For maintaining a list of names, feel free to use Java's Vector class. A Vector holds Objects, so you have to cast anything you take out of a Vector. The Hashtables are the same way, and your Heaps will be similar, so you will be doing quite a bit of casting.

In the first two parts, you will need Heaps. The trouble is that some Heaps need to hold objects that have addresses and names, while others need to hold objects that have addresses and counts. In order to avoid cut-and-paste, you should write a Heap that works for any class that implements the Heapable interface. We have written this interface for you. An interface is like an abstract class (everything listed in an interface is abstract), but classes may implement multiple interfaces. If you're unfamiliar with interfaces, you can just think of the Heapable interface as an abstract class; the differences aren't relevant to this assignment. Just say implements Heapable instead of extends Heapable in other class definitions. Then your Heap should manipulate Heapable objects. For example, deleteMin() should return a Heapable object. Of course, code using the Heap will need to cast this to a particular kind of Heapable object so it can use the actual data in the object.

Do not bother providing a buildHeap method in your Heap class; this is not an efficiency bottleneck for this assignment. You should, however, provide methods getMinKey() and replaceMin() for efficiency reasons.

Input and Output

The input files are in a very simple format. There is one name or address per line. It alternates name, address, name, address, etc. The name corresponds to the address on the following line. The provided code has a method that takes a file name and returns a BufferedReader object. This object has a readLine() method which returns a String which is the next line of the file. It returns null after the end-of-file has been reached.

For output in your methods, all you have to do is call the println(String s) method of the Printwriter object passed to the methods.

The methods described above could throw an IOException. Hence the methods you are writing also declare that they may throw such an exception. You should not catch such exceptions.

If you are using a version of Java that doesn't have BufferedReader, it should be simple enough to write your own readLine() method for an input object.

Don't forget that your methods should work for any files in the format described above. Only the main method should explicitly mention the files being used.
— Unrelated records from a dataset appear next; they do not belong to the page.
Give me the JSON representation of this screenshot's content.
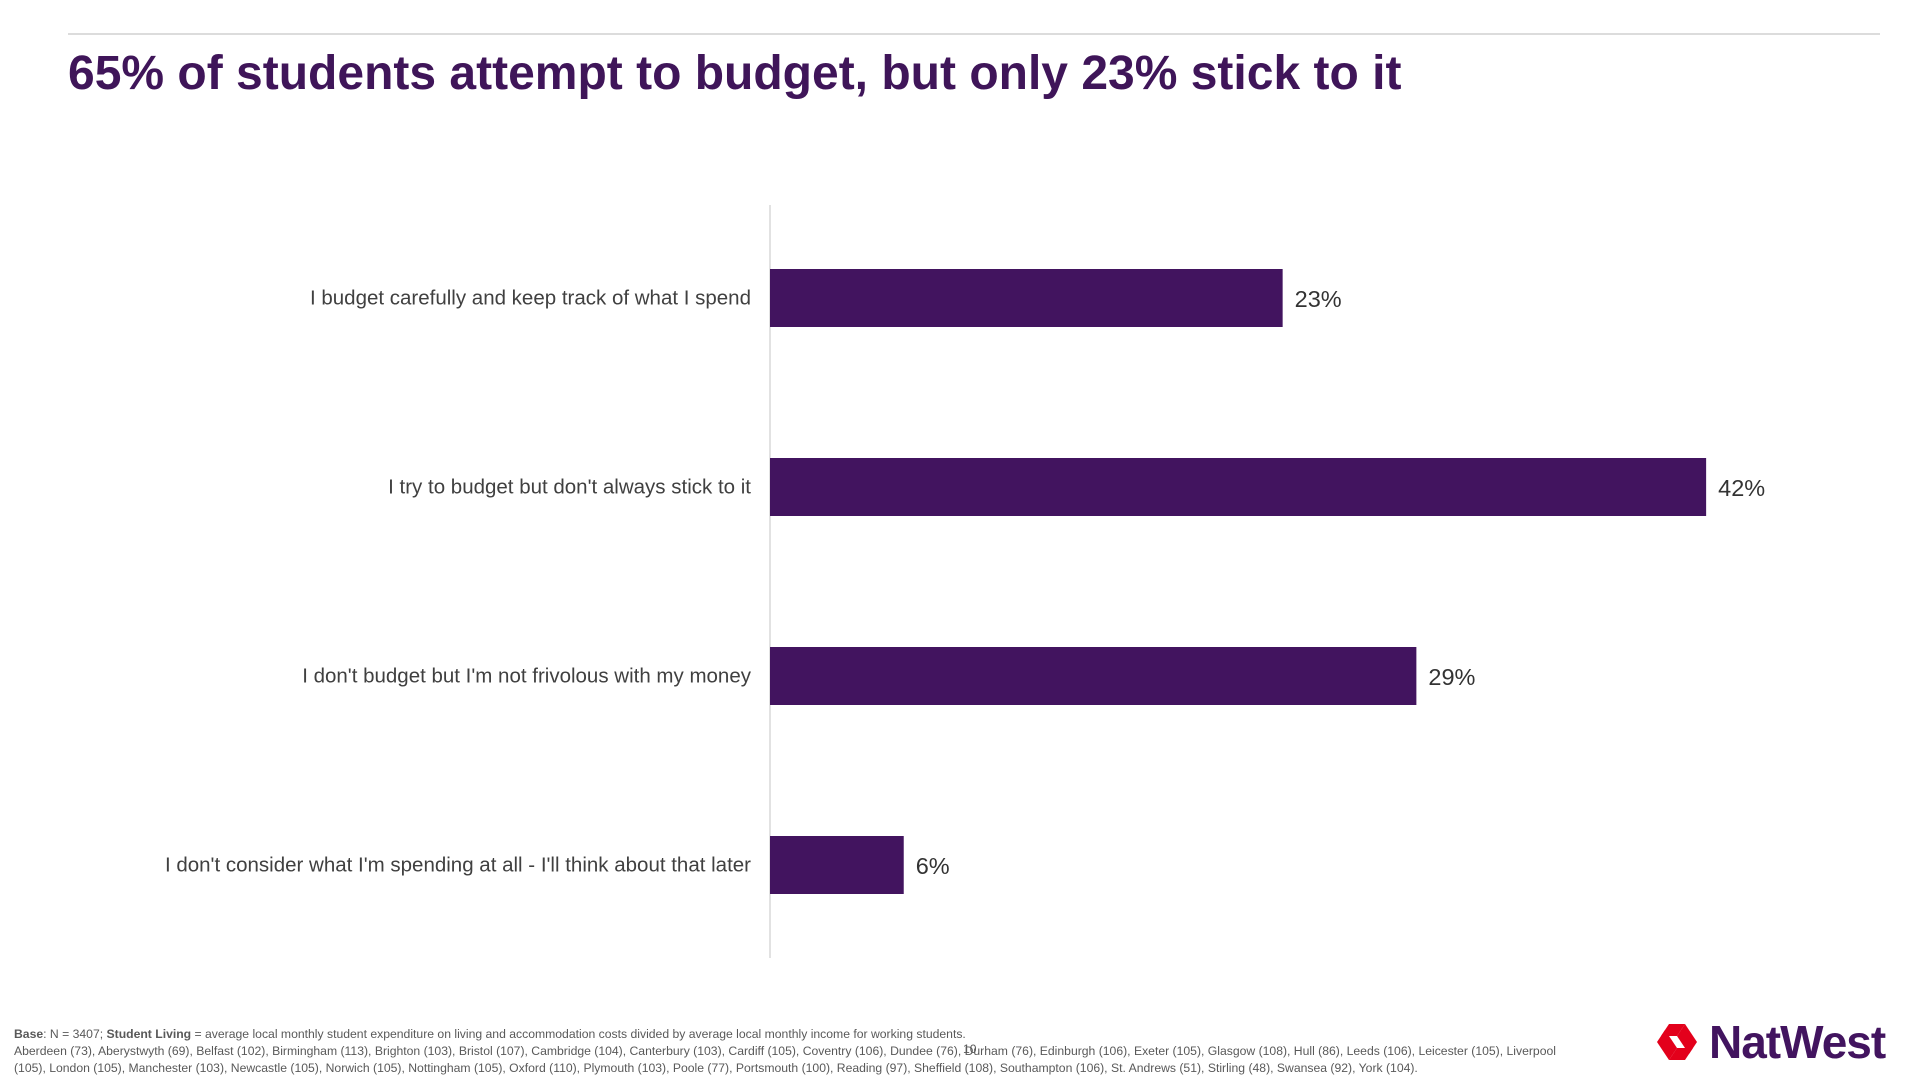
{
  "title": "65% of students attempt to budget, but only 23% stick to it",
  "colors": {
    "title": "#3f1559",
    "bar": "#42145f",
    "axis": "#d9d9d9",
    "brand_red": "#e3001b",
    "brand_purple": "#42145f"
  },
  "chart_data": {
    "type": "bar",
    "orientation": "horizontal",
    "categories": [
      "I budget carefully and keep track of what I spend",
      "I try to budget but don't always stick to it",
      "I don't budget but I'm not frivolous with my money",
      "I don't consider what I'm spending at all - I'll think about that later"
    ],
    "values": [
      23,
      42,
      29,
      6
    ],
    "data_labels": [
      "23%",
      "42%",
      "29%",
      "6%"
    ],
    "unit": "%",
    "xlim": [
      0,
      45
    ],
    "grid": false,
    "legend": "none"
  },
  "footnote": {
    "base_label": "Base",
    "base_text": ": N = 3407;  ",
    "student_living_label": "Student Living",
    "student_living_text": " = average local monthly student expenditure on living and accommodation costs divided by average local monthly income for working students.",
    "cities": "Aberdeen (73), Aberystwyth (69), Belfast (102), Birmingham (113), Brighton (103), Bristol (107), Cambridge (104), Canterbury (103), Cardiff (105), Coventry (106), Dundee (76), Durham (76), Edinburgh (106), Exeter (105), Glasgow (108), Hull (86), Leeds (106), Leicester (105), Liverpool (105), London (105), Manchester (103), Newcastle (105), Norwich (105), Nottingham (105), Oxford (110), Plymouth (103), Poole (77), Portsmouth (100), Reading (97), Sheffield (108), Southampton (106), St. Andrews (51), Stirling (48), Swansea (92), York (104)."
  },
  "page_number": "10",
  "logo": {
    "text": "NatWest",
    "icon": "natwest-cube-icon"
  }
}
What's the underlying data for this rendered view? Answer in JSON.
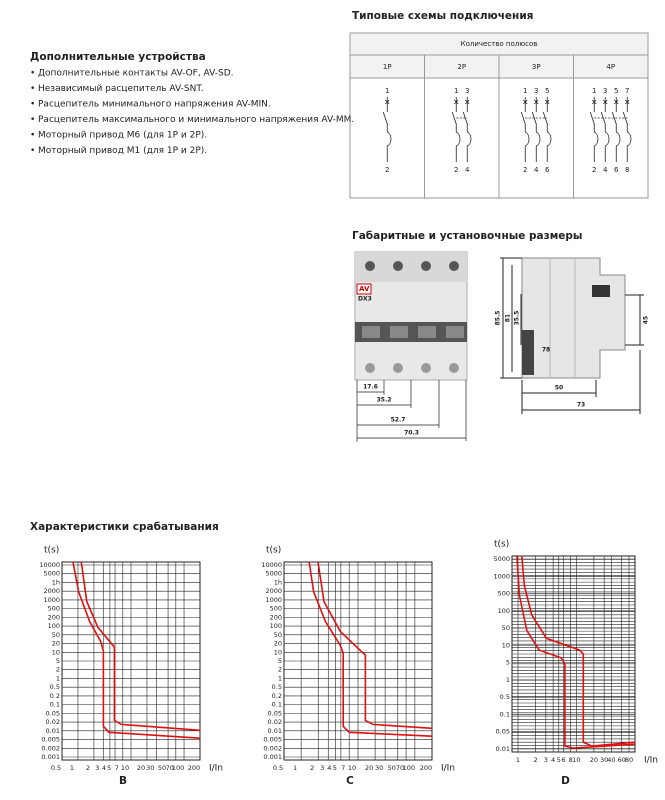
{
  "accessories": {
    "title": "Дополнительные устройства",
    "items": [
      "Дополнительные  контакты AV-OF, AV-SD.",
      "Независимый расцепитель  AV-SNT.",
      "Расцепитель минимального напряжения AV-MIN.",
      "Расцепитель максимального и минимального напряжения AV-MM.",
      "Моторный привод М6 (для 1P и 2P).",
      "Моторный привод М1 (для 1P и 2P)."
    ]
  },
  "schemes": {
    "title": "Типовые схемы подключения",
    "header": "Количество полюсов",
    "columns": [
      {
        "label": "1P",
        "top": [
          "1"
        ],
        "bottom": [
          "2"
        ]
      },
      {
        "label": "2P",
        "top": [
          "1",
          "3"
        ],
        "bottom": [
          "2",
          "4"
        ]
      },
      {
        "label": "3P",
        "top": [
          "1",
          "3",
          "5"
        ],
        "bottom": [
          "2",
          "4",
          "6"
        ]
      },
      {
        "label": "4P",
        "top": [
          "1",
          "3",
          "5",
          "7"
        ],
        "bottom": [
          "2",
          "4",
          "6",
          "8"
        ]
      }
    ]
  },
  "dimensions": {
    "title": "Габаритные и установочные размеры",
    "device_text": "DX3",
    "front_widths": [
      "17.6",
      "35.2",
      "52.7",
      "70.3"
    ],
    "side": {
      "height_total": "85.5",
      "height_body": "81",
      "height_front": "35.5",
      "height_right": "45",
      "depth": "78",
      "width_front": "50",
      "width_total": "73"
    }
  },
  "trip_curves": {
    "title": "Характеристики срабатывания",
    "charts": [
      {
        "caption": "B",
        "y_label": "t(s)",
        "x_label": "I/In",
        "yticks": [
          "10000",
          "5000",
          "1h",
          "2000",
          "1000",
          "500",
          "200",
          "100",
          "50",
          "20",
          "10",
          "5",
          "2",
          "1",
          "0.5",
          "0.2",
          "0.1",
          "0.05",
          "0.02",
          "0.01",
          "0.005",
          "0.002",
          "0.001"
        ],
        "xticks": [
          "0.5",
          "1",
          "2",
          "3",
          "4",
          "5",
          "7",
          "10",
          "20",
          "30",
          "50",
          "70",
          "100",
          "200"
        ]
      },
      {
        "caption": "C",
        "y_label": "t(s)",
        "x_label": "I/In",
        "yticks": [
          "10000",
          "5000",
          "1h",
          "2000",
          "1000",
          "500",
          "200",
          "100",
          "50",
          "20",
          "10",
          "5",
          "2",
          "1",
          "0.5",
          "0.2",
          "0.1",
          "0.05",
          "0.02",
          "0.01",
          "0.005",
          "0.002",
          "0.001"
        ],
        "xticks": [
          "0.5",
          "1",
          "2",
          "3",
          "4",
          "5",
          "7",
          "10",
          "20",
          "30",
          "50",
          "70",
          "100",
          "200"
        ]
      },
      {
        "caption": "D",
        "y_label": "t(s)",
        "x_label": "I/In",
        "yticks": [
          "5000",
          "1000",
          "500",
          "100",
          "50",
          "10",
          "5",
          "1",
          "0.5",
          "0.1",
          "0.05",
          "0.01"
        ],
        "xticks": [
          "1",
          "2",
          "3",
          "4",
          "5",
          "6",
          "8",
          "10",
          "20",
          "30",
          "40",
          "60",
          "80"
        ]
      }
    ]
  }
}
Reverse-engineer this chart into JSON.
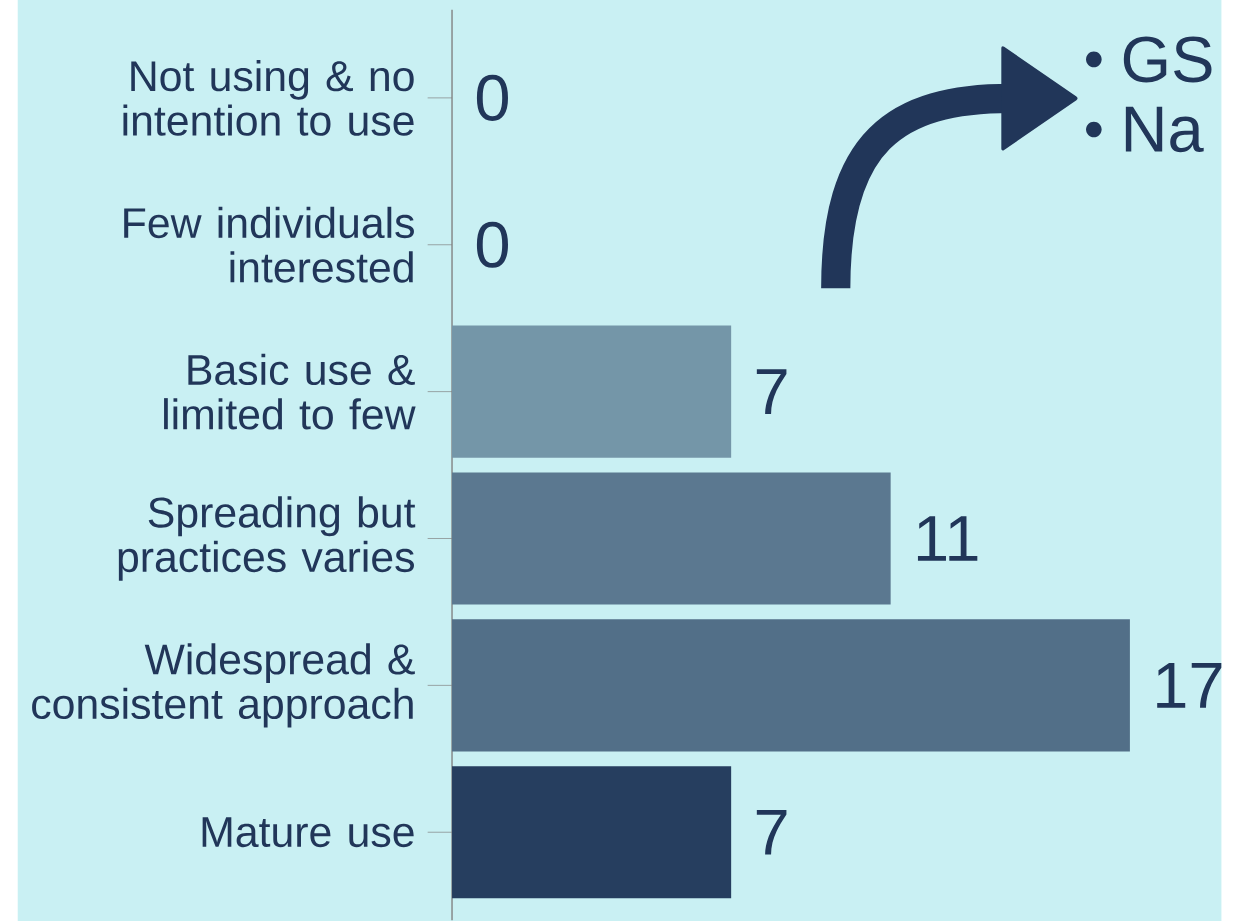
{
  "chart_data": {
    "type": "bar",
    "orientation": "horizontal",
    "categories": [
      "Not using & no intention to use",
      "Few individuals interested",
      "Basic use & limited to few",
      "Spreading but practices varies",
      "Widespread & consistent approach",
      "Mature use"
    ],
    "values": [
      0,
      0,
      7,
      11,
      17,
      7
    ],
    "colors": [
      "#7496a8",
      "#7496a8",
      "#7496a8",
      "#5b7890",
      "#526f88",
      "#263e5f"
    ],
    "data_labels": true,
    "annotations": [
      "GS",
      "Na"
    ]
  }
}
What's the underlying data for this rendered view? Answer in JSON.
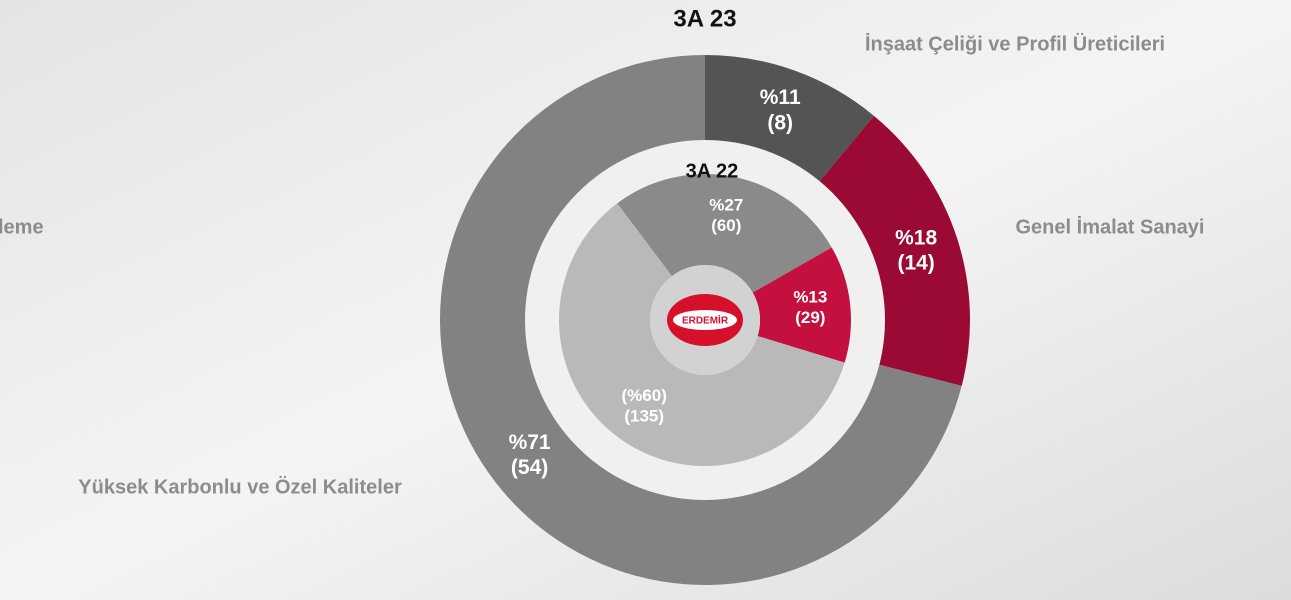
{
  "chart_data": [
    {
      "type": "pie",
      "title": "3A 23",
      "categories": [
        "İnşaat Çeliği ve Profil Üreticileri",
        "Genel İmalat Sanayi",
        "Yüksek Karbonlu ve Özel Kaliteler"
      ],
      "values": [
        11,
        18,
        71
      ],
      "value_labels": [
        "%11",
        "%18",
        "%71"
      ],
      "counts": [
        8,
        14,
        54
      ],
      "count_labels": [
        "(8)",
        "(14)",
        "(54)"
      ],
      "colors": [
        "#545454",
        "#9a0a34",
        "#828282"
      ]
    },
    {
      "type": "pie",
      "title": "3A 22",
      "values": [
        27,
        13,
        60
      ],
      "value_labels": [
        "%27",
        "%13",
        "(%60)"
      ],
      "counts": [
        60,
        29,
        135
      ],
      "count_labels": [
        "(60)",
        "(29)",
        "(135)"
      ],
      "colors": [
        "#8a8a8a",
        "#c3103f",
        "#b9b9b9"
      ]
    }
  ],
  "annotations": [
    "leme"
  ],
  "logo": "ERDEMİR"
}
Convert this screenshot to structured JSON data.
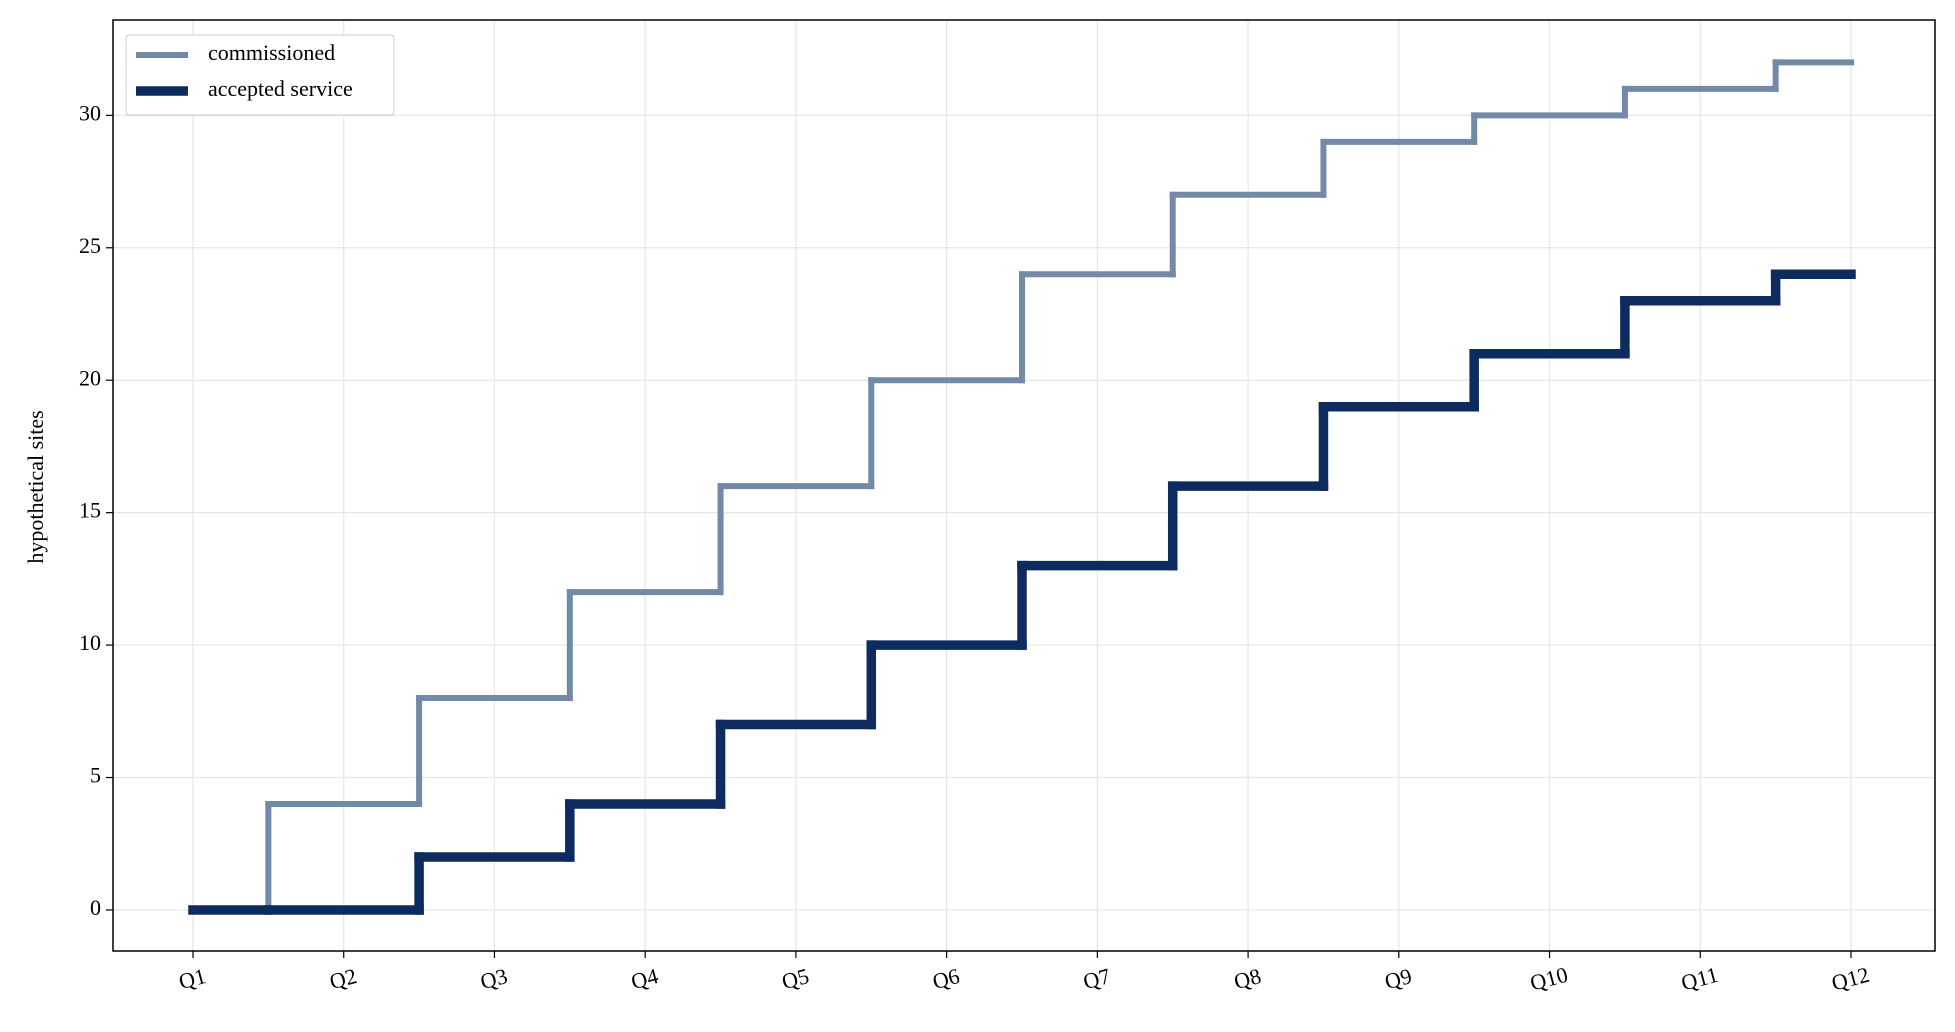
{
  "chart_data": {
    "type": "step",
    "ylabel": "hypothetical sites",
    "categories": [
      "Q1",
      "Q2",
      "Q3",
      "Q4",
      "Q5",
      "Q6",
      "Q7",
      "Q8",
      "Q9",
      "Q10",
      "Q11",
      "Q12"
    ],
    "series": [
      {
        "name": "commissioned",
        "color": "#7289a8",
        "values": [
          0,
          4,
          8,
          12,
          16,
          20,
          24,
          27,
          29,
          30,
          31,
          32
        ]
      },
      {
        "name": "accepted service",
        "color": "#0d2b5e",
        "values": [
          0,
          0,
          2,
          4,
          7,
          10,
          13,
          16,
          19,
          21,
          23,
          24
        ]
      }
    ],
    "ylim": [
      -1.55,
      33.6
    ],
    "yticks": [
      0,
      5,
      10,
      15,
      20,
      25,
      30
    ],
    "grid": true,
    "legend": "upper left"
  }
}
We assume that two addresses are equal if and only if they are identical Strings. Hence the following are all different addresses as far as we're concerned:

123 SESAME STREET APT. #2
123 SESAME STREET APT. #1
123 SESAME STREET APT. No. 1

Code We're Providing You

Extra Credit

Change the Heapable interface so that getKey() returns an Object. You should also add to the interface a method

boolean lessThan(Object
otherKey)

. Modify your Heap to work with this new definition of Heapable. You will also have to modify your implementations of Heapable and uses of Heaps, especially because an int is not an Object. (So you will have to use the Integer wrapper class as you would with, for example, Hashtables.) The advantage of doing this is that your Heap will work for data objects that have keys that are not ints.

Food For Thought

The main method provided to you gives very rough timing information for the first two parts of the assignment. Do the results surprise you? How do you explain them?
Your Heap seems to be a min-heap (meaning it has deleteMin instead of deleteMax). But how could you use it as a a max-heap without changing it at all?
Were you surprised by the second most-common address among Cornell students? Do you know why it is what it is?